Long-Tailed Out-of-Distribution Detection: Prioritizing Attention to Tail
Yina He, Lei Peng, Yongcun Zhang, Juanjuan Weng, Zhiming Luo, Shaozi Li
TL;DR
This work tackles long-tailed OOD detection by decoupling ID data balance from OOD separation and introducing PATT, a framework that combines temperature scaling-based implicit semantic augmentation with post-hoc feature calibration. The training component ISAC models ID features as a mixture of von Mises-Fisher distributions on a hypersphere, enabling a closed-form, infinitely sampled contrastive loss, while the classifier is sharpened via a temperature-scaled logit adjustment. During inference, a tail-focused attention mechanism recalibrates features to balance head and tail representations and to suppress OOD confidences, using an energy-based OOD score. Across CIFAR10/100-LT and ImageNet-LT, PATT yields substantial gains in AUROC and tail/class accuracy, outperforming prior long-tailed OOD methods and demonstrating strong robustness to hyperparameters and model architectures. The approach offers a practical, end-to-end solution with improved long-tailed recognition and reliable OOD detection in real-world settings.
Abstract
Current out-of-distribution (OOD) detection methods typically assume balanced in-distribution (ID) data, while most real-world data follow a long-tailed distribution.
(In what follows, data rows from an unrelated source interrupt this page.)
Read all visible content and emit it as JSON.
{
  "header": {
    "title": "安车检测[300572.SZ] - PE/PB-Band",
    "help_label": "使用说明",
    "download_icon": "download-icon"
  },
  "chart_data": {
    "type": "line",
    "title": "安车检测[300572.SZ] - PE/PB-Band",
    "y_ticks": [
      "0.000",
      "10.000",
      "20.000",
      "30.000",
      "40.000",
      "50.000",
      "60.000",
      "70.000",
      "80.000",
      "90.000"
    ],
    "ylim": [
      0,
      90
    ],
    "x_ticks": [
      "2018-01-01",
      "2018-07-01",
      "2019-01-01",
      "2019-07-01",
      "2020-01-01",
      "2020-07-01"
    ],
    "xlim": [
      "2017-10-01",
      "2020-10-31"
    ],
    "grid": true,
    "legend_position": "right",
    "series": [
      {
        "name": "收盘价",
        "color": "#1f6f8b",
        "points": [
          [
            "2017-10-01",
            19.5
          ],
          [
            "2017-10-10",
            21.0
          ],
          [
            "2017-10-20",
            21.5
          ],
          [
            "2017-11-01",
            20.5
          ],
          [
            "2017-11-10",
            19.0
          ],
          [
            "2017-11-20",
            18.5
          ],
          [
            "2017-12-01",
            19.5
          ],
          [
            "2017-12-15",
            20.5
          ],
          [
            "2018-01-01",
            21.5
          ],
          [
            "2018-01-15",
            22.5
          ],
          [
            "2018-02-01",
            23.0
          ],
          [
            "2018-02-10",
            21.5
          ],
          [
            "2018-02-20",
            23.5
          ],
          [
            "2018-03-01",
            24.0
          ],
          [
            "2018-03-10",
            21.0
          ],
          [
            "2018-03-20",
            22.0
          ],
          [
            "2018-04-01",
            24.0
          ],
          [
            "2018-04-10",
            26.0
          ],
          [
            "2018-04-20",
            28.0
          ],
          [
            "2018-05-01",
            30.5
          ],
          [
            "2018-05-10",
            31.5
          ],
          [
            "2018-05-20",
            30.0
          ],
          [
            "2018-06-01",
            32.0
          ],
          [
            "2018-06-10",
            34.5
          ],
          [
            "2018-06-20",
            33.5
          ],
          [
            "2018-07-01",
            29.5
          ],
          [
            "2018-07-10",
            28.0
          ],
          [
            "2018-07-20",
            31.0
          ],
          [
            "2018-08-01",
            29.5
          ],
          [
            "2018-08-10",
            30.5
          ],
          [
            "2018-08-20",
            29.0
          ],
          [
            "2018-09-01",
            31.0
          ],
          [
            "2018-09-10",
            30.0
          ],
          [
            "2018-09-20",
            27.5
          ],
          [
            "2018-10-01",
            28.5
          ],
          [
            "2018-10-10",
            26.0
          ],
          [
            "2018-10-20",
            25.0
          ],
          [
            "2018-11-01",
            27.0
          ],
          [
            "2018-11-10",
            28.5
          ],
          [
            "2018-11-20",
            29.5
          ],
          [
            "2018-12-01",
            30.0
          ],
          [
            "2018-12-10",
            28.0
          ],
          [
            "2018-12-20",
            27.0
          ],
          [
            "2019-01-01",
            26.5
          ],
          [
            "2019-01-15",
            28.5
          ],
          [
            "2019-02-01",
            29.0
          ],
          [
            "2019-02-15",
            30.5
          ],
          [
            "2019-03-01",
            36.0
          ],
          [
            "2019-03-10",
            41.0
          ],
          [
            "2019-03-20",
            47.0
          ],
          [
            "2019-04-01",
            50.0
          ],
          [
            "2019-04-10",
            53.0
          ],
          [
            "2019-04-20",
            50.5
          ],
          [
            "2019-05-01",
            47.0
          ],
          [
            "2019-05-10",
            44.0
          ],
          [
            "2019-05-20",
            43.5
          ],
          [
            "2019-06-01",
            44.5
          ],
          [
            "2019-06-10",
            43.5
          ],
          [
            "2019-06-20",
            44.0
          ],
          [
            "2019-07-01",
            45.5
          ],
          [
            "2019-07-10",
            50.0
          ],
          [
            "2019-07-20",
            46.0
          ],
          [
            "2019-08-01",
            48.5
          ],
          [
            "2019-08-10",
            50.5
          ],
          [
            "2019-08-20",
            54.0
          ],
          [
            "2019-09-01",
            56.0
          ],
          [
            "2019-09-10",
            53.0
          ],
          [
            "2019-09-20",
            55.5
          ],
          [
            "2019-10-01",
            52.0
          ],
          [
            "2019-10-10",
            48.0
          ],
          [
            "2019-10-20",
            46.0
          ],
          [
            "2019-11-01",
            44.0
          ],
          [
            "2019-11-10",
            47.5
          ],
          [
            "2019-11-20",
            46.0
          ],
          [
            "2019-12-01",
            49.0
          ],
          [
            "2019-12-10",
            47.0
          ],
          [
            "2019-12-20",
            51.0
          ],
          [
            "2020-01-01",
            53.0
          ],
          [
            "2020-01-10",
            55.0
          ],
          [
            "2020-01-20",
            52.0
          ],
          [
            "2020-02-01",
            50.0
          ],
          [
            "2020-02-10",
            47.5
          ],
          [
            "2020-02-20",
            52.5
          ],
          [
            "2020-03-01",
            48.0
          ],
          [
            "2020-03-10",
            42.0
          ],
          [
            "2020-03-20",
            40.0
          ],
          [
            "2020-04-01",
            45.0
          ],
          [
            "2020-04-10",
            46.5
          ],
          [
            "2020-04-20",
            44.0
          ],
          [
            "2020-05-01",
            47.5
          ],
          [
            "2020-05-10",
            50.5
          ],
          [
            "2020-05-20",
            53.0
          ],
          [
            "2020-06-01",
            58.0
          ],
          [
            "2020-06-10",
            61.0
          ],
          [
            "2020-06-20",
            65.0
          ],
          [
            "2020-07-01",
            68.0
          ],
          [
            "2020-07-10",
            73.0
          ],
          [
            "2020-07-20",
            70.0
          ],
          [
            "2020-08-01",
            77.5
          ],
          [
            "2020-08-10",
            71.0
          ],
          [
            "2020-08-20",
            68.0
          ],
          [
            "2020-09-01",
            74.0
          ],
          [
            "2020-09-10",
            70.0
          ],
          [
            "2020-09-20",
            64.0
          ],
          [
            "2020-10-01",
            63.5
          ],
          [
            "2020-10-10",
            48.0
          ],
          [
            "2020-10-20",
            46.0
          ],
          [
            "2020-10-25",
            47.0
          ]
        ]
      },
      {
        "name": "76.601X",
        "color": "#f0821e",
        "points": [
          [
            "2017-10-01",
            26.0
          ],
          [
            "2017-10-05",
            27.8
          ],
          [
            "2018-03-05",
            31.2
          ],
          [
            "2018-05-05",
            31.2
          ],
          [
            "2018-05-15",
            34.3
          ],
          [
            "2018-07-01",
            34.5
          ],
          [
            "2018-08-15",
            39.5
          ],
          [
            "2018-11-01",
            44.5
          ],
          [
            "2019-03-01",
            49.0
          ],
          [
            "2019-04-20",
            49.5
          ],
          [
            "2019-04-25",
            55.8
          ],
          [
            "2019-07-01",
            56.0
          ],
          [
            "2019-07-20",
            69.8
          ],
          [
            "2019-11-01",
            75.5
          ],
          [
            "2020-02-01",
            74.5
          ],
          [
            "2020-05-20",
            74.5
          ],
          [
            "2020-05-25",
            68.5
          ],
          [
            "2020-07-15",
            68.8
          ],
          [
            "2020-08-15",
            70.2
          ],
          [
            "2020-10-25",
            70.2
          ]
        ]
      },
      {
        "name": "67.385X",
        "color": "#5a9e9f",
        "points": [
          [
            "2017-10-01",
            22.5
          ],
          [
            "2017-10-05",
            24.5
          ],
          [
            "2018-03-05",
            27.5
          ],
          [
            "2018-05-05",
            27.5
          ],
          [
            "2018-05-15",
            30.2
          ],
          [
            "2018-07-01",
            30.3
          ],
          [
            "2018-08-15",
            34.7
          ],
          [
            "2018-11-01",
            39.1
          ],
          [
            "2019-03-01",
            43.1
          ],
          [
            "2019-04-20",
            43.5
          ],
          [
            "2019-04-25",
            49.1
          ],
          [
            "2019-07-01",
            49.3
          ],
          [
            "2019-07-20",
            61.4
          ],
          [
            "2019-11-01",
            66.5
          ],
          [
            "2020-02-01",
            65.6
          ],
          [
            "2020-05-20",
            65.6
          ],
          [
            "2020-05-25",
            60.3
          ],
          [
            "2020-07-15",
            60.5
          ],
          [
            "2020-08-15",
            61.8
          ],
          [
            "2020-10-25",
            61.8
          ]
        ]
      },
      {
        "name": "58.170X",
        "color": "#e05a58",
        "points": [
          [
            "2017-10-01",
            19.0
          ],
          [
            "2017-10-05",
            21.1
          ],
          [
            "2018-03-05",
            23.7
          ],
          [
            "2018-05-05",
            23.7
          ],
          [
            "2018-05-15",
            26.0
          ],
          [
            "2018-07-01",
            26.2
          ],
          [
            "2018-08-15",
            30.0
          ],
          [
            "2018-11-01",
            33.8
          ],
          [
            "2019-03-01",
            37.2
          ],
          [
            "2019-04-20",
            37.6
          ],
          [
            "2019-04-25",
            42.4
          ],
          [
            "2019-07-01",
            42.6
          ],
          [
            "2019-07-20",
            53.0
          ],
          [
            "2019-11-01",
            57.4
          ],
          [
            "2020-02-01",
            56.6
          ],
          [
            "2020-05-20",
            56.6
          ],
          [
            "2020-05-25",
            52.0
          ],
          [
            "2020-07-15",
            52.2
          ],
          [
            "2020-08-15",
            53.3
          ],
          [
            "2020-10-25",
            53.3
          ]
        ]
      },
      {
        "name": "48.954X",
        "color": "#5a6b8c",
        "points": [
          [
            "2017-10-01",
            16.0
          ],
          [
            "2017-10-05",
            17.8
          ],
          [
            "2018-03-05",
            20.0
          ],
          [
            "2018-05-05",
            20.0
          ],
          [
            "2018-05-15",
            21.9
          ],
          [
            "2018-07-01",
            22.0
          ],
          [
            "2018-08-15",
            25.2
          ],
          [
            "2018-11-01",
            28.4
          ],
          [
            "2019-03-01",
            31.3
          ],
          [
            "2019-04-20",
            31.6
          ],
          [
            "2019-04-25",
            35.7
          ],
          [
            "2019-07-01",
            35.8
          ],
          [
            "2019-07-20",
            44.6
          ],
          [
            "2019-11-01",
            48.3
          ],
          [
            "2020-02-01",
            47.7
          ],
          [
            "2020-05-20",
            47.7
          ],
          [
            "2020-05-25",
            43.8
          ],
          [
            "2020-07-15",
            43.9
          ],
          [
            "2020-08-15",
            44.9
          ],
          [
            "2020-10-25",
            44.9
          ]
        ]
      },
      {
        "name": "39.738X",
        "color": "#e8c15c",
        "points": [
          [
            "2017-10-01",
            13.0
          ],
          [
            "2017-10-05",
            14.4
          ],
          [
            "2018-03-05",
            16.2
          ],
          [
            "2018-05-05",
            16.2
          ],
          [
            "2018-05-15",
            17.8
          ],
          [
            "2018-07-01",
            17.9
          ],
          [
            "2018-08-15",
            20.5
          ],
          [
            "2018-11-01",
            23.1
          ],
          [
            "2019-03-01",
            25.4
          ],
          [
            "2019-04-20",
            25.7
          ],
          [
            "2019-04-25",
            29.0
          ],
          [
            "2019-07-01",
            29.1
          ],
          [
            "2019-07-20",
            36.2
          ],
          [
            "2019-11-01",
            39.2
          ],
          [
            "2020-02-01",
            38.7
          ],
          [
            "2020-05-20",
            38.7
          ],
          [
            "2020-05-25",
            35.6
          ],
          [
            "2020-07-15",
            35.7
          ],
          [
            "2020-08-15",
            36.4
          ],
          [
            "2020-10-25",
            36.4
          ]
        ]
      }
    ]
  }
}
Previous approaches to long-tailed OOD detection often involve balancing the ID data by reducing the semantics of head classes. However, this reduction can severely affect the classification accuracy of ID data. The main challenge of this task lies in the severe lack of features for tail classes, leading to confusion with OOD data. To tackle this issue, we introduce a novel Prioritizing Attention to Tail (PATT) method using augmentation instead of reduction. Our main intuition involves using a mixture of von Mises-Fisher (vMF) distributions to model the ID data and a temperature scaling module to boost the confidence of ID data. This enables us to generate infinite contrastive pairs, implicitly enhancing the semantics of ID classes while promoting differentiation between ID and OOD data. To further strengthen the detection of OOD data without compromising the classification performance of ID data, we propose feature calibration during the inference phase. By extracting an attention weight from the training set that prioritizes the tail classes and reduces the confidence in OOD data, we improve the OOD detection capability. Extensive experiments verified that our method outperforms the current state-of-the-art methods on various benchmarks.